Today, Congress’ refusal to accept compromise on taxation is quite similar to the earlier Congress’ refusal to accept compromise on slavery. But there are two key differences: first, the American people were becoming just as divided over slavery as their representatives; second, slavery really is an issue you can’t seriously compromise on.
Americans in the 1850s didn’t want to fight a war over slavery, but they were rapidly becoming more polarized over it. Even those who didn’t particularly want abolition for morality’s sake blamed slavery for all of America’s ills, and would have gotten rid of it for economic or political reasons. Their representatives’ furor over slavery was not out of line, then, with Americans’ feelings about slavery. It does not seem accurate to make that claim today.
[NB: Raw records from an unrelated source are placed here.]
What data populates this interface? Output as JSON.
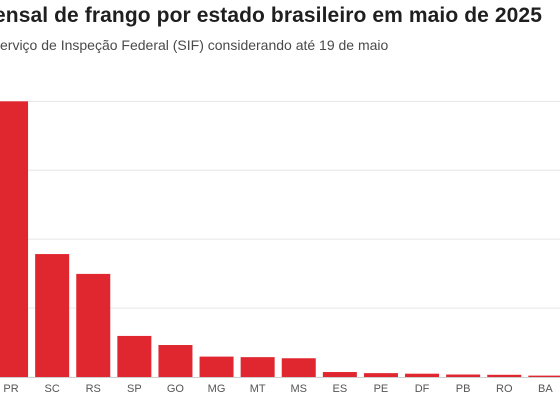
{
  "chart_data": {
    "type": "bar",
    "title": "ensal de frango por estado brasileiro em maio de 2025",
    "subtitle": "erviço de Inspeção Federal (SIF) considerando até 19 de maio",
    "categories": [
      "PR",
      "SC",
      "RS",
      "SP",
      "GO",
      "MG",
      "MT",
      "MS",
      "ES",
      "PE",
      "DF",
      "PB",
      "RO",
      "BA"
    ],
    "values": [
      100,
      44.6,
      37.4,
      14.9,
      11.6,
      7.4,
      7.2,
      6.8,
      1.8,
      1.4,
      1.2,
      0.9,
      0.8,
      0.5
    ],
    "ylim": [
      0,
      115
    ],
    "grid": true,
    "bar_color": "#e0262f",
    "grid_color": "#e6e6e6"
  }
}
Many Tea Party Congress members have said their constituents contacted them to say it’s okay to raise taxes to avoid default, but those members refused to do so out of principle. The extreme polarization in Congress today does not really have its roots in how Americans are feeling.
And taxation is not slavery. It’s not a black-and-white, moral issue that no one can take a moderate stance on. The government raises taxes in order to provide services. It’s a very simple and fundamental tenet of government. We have representation to our government to decide what services and how much taxation, not to stop the collection of tax revenue.
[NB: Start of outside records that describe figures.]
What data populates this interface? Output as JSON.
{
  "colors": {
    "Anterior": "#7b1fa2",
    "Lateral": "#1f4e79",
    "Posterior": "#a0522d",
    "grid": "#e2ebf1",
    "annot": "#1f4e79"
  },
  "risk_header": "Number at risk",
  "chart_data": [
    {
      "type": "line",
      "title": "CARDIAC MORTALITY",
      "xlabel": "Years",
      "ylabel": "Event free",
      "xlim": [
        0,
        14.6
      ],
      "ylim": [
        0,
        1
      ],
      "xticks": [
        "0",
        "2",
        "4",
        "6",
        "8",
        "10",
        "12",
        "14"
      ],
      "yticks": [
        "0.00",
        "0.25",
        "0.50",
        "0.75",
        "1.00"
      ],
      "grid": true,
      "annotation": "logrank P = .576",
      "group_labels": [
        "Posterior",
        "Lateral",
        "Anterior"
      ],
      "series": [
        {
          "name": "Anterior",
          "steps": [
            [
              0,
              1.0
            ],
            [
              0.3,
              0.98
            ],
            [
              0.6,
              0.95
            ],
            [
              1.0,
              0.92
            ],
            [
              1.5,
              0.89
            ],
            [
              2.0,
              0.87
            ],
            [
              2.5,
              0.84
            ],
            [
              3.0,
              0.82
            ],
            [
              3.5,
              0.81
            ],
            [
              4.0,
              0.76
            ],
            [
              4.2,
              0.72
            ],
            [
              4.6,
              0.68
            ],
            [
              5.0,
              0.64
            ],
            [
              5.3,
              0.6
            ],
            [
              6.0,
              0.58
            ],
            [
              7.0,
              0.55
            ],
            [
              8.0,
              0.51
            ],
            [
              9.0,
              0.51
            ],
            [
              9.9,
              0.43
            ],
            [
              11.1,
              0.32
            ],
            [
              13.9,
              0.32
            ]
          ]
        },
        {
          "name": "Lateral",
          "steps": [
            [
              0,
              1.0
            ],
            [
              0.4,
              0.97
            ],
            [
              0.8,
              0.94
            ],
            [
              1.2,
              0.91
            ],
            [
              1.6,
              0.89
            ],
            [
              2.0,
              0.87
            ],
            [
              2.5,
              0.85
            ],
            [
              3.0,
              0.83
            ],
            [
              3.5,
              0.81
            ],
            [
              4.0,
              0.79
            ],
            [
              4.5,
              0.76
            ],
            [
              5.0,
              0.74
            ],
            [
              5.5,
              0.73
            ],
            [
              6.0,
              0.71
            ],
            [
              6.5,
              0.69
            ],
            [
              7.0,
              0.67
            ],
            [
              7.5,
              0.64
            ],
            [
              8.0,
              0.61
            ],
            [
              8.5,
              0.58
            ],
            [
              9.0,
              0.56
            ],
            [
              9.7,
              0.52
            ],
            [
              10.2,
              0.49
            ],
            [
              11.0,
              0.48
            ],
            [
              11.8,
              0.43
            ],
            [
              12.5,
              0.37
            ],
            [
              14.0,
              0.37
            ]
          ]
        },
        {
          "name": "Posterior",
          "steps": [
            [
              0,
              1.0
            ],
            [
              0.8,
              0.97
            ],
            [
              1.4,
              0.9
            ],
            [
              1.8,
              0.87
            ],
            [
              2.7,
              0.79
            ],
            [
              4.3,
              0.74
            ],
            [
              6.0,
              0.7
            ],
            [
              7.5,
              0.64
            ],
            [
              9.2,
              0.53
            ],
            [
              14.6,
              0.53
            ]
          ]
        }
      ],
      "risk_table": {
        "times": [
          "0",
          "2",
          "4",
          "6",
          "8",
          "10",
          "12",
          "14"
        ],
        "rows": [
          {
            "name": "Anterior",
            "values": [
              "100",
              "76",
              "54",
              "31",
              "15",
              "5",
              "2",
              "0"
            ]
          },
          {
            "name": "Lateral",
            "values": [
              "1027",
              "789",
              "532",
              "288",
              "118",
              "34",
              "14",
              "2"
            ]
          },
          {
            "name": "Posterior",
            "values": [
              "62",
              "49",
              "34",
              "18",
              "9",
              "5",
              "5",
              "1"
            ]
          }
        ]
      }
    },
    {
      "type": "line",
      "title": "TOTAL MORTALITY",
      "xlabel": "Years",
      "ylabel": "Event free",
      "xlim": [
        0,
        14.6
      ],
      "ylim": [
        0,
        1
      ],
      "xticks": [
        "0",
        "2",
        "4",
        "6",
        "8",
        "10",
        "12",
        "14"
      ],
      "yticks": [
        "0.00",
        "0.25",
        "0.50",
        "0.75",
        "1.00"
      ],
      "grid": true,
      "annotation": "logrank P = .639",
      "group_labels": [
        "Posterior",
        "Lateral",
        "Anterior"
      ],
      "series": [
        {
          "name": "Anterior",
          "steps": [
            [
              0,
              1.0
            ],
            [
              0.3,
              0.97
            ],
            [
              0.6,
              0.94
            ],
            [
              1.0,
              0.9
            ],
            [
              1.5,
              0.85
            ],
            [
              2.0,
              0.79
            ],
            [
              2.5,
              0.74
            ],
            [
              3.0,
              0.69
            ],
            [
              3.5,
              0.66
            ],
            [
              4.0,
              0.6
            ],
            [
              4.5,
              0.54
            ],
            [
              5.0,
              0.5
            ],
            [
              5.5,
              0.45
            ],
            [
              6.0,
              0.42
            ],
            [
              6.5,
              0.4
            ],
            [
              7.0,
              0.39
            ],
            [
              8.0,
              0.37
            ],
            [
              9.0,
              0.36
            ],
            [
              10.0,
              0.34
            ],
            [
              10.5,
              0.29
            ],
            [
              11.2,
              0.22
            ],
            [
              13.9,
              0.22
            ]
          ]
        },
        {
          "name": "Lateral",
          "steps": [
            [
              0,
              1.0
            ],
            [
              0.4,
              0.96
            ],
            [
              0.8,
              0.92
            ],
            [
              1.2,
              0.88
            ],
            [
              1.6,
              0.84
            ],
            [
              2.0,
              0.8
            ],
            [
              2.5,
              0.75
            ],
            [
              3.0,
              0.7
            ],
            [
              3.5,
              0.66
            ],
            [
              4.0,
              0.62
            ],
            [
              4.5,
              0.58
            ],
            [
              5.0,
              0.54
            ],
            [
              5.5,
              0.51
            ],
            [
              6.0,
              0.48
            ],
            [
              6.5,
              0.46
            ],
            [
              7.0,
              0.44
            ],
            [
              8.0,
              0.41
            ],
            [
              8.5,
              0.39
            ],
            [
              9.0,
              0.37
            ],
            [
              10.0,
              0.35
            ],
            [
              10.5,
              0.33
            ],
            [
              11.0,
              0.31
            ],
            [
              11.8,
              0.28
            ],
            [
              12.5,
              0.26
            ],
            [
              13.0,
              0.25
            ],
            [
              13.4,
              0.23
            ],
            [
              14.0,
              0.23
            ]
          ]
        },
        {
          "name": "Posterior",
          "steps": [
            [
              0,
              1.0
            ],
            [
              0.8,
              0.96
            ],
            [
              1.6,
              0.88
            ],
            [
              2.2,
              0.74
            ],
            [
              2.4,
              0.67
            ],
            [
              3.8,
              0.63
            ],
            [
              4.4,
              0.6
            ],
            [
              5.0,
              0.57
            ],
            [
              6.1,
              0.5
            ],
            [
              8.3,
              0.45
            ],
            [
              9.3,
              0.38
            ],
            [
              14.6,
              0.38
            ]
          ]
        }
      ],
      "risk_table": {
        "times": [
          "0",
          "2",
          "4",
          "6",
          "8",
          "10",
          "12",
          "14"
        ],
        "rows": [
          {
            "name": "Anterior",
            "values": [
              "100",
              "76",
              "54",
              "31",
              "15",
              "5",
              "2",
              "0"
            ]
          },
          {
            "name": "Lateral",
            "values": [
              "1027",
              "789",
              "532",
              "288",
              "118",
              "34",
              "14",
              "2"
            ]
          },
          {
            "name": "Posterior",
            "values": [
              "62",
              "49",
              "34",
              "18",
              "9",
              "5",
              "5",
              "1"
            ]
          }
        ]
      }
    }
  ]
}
The taxation issue is part of a larger move to reduce the federal government to a negative function: the federal government will not provide social services (no Medicare, Social Security, Head Start, etc.), will not regulate business (protect the environment, police Wall Street, etc.), will not really legislate (instead, Constitutional Amendments will be put in place to handle social issues), amd will not extend civil rights to immigrants, gay people, etc. All it would do under this plan, apparently, is fund wars.
No one really wants to live in that world. It is undemocratic, and unself-sustaining. This experiment with such negative chaos is a dangerous one. The first experiment ended in civil war; it remains to be seen where we are headed in the next 20 years.